Guidance on taxation of an off-shore partnership
Under the CITL, a foreign corporation is defined as a corporation that has a head office or principal office in a foreign country (only if the foreign corporation shall not have the place of effective management in Korea).
Based on the nature of business, an off-shore partnership would be categorised as a foreign corporation if one of the following conditions is met:
- Has a legal personality.
- Only comprised of partners with limited liability.
- Has the legal rights and liabilities that are distinct from its members, including taking possession of assets or having the legal capacity to be a party against a law suit.
- The same or the most similar kind of domestic business entity constitutes a corporation under Korean laws.

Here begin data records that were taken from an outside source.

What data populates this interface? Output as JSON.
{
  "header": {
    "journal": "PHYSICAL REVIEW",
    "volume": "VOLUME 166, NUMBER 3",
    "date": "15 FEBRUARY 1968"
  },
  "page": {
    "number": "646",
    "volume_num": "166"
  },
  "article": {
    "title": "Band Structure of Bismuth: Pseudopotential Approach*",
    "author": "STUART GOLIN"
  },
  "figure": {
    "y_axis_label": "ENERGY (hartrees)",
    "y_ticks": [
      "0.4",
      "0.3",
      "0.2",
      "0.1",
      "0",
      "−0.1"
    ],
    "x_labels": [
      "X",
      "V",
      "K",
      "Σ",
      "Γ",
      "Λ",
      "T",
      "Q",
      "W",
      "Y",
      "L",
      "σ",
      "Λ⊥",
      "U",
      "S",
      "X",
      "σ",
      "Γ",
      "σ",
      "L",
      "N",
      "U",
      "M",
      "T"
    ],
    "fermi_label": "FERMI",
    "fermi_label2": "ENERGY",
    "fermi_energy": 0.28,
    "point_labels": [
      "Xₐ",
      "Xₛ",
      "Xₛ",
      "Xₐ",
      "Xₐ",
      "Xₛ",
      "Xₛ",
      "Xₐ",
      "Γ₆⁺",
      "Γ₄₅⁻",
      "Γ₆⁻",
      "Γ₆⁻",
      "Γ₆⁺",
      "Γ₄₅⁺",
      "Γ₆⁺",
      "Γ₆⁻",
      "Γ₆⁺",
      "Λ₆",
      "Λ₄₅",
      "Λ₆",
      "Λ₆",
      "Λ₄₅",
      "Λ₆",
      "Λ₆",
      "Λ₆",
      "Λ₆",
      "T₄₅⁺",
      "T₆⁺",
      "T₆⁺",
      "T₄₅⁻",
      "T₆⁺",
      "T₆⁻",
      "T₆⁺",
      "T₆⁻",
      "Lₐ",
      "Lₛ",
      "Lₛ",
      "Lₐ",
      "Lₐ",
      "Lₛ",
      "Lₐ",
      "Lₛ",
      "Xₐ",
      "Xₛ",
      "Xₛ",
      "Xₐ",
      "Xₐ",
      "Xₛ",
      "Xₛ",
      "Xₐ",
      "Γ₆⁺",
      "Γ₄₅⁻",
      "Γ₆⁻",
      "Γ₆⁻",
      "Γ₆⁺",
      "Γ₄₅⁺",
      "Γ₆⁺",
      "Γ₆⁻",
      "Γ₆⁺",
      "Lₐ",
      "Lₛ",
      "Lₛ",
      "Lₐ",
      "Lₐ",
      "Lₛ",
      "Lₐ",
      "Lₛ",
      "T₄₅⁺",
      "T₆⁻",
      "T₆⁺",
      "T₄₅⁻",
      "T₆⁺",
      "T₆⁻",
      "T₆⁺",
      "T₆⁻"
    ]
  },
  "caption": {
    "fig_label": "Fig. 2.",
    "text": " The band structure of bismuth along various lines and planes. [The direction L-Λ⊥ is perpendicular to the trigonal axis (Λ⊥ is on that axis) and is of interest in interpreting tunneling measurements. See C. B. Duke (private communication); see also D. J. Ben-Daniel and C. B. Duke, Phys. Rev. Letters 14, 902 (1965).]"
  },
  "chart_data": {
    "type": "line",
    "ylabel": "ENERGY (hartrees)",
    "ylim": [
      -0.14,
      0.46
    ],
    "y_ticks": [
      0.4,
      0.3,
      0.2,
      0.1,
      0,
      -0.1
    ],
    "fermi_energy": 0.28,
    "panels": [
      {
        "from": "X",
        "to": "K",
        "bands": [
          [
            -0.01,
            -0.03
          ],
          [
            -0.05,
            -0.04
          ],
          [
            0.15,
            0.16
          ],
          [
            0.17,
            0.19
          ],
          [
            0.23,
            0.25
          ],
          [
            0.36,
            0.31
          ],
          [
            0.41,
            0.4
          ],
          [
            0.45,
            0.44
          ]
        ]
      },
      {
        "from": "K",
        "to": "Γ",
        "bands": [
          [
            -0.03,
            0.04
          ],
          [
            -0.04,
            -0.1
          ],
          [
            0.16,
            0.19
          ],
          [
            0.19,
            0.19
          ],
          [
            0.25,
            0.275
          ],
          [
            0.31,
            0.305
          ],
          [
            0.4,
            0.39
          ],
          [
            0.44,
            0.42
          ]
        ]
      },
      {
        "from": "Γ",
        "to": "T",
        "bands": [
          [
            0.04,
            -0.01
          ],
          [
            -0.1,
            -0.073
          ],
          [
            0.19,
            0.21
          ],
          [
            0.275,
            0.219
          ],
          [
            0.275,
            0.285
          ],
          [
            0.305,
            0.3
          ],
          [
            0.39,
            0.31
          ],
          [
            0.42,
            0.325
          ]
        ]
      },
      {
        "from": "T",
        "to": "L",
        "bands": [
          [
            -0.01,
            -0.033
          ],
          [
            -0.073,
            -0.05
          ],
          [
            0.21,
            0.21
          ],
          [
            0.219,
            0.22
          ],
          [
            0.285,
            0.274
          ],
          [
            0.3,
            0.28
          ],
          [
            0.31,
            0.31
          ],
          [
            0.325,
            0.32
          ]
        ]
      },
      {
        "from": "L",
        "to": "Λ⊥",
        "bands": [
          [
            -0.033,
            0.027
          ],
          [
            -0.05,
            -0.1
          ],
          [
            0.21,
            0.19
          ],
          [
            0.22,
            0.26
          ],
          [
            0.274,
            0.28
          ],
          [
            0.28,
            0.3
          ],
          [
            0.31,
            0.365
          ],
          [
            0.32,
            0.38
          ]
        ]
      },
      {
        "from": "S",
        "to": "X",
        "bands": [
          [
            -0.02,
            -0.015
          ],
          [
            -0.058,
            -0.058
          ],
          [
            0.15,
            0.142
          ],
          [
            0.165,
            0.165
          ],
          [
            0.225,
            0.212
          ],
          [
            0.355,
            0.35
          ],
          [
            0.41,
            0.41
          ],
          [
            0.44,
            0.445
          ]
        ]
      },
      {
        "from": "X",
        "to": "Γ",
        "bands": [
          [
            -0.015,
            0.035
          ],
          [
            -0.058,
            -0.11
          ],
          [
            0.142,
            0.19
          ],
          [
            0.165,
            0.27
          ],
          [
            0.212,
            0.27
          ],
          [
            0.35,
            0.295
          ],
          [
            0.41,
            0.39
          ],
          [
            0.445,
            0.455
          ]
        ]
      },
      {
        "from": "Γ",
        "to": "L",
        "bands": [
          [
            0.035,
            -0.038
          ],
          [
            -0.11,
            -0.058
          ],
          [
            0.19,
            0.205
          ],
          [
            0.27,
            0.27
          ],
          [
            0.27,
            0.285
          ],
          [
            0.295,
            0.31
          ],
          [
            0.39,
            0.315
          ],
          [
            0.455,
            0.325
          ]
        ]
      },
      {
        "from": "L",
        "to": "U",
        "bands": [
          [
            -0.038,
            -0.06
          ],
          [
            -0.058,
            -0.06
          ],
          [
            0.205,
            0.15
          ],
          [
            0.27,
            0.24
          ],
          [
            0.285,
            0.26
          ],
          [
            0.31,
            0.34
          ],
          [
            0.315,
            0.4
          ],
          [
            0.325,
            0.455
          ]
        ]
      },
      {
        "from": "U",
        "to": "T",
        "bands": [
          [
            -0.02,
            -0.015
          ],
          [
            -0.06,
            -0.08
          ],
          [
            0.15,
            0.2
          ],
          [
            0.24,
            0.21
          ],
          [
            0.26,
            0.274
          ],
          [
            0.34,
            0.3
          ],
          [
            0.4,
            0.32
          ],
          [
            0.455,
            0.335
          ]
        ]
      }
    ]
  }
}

Off-shore partnerships with a legal personality like corporate entities prescribed in the Korean Commercial Act, such as stock corporations (Chusik Hoesa), limited corporations (Yuhan Hoesa, Yuhan Chegim Hoesa), and unlimited corporations (Hapmyong Hoesa, Hapja Hoesa), are treated as foreign corporations for Korean CIT purposes. Also, off-shore partnerships having the nature of limited corporations prescribed in the Korean Commercial Act, such as stock corporations (Chusik Hoesa) and limited corporations (Yuhan Hoesa, Yuhan Chegim Hoesa), are treated as foreign corporations.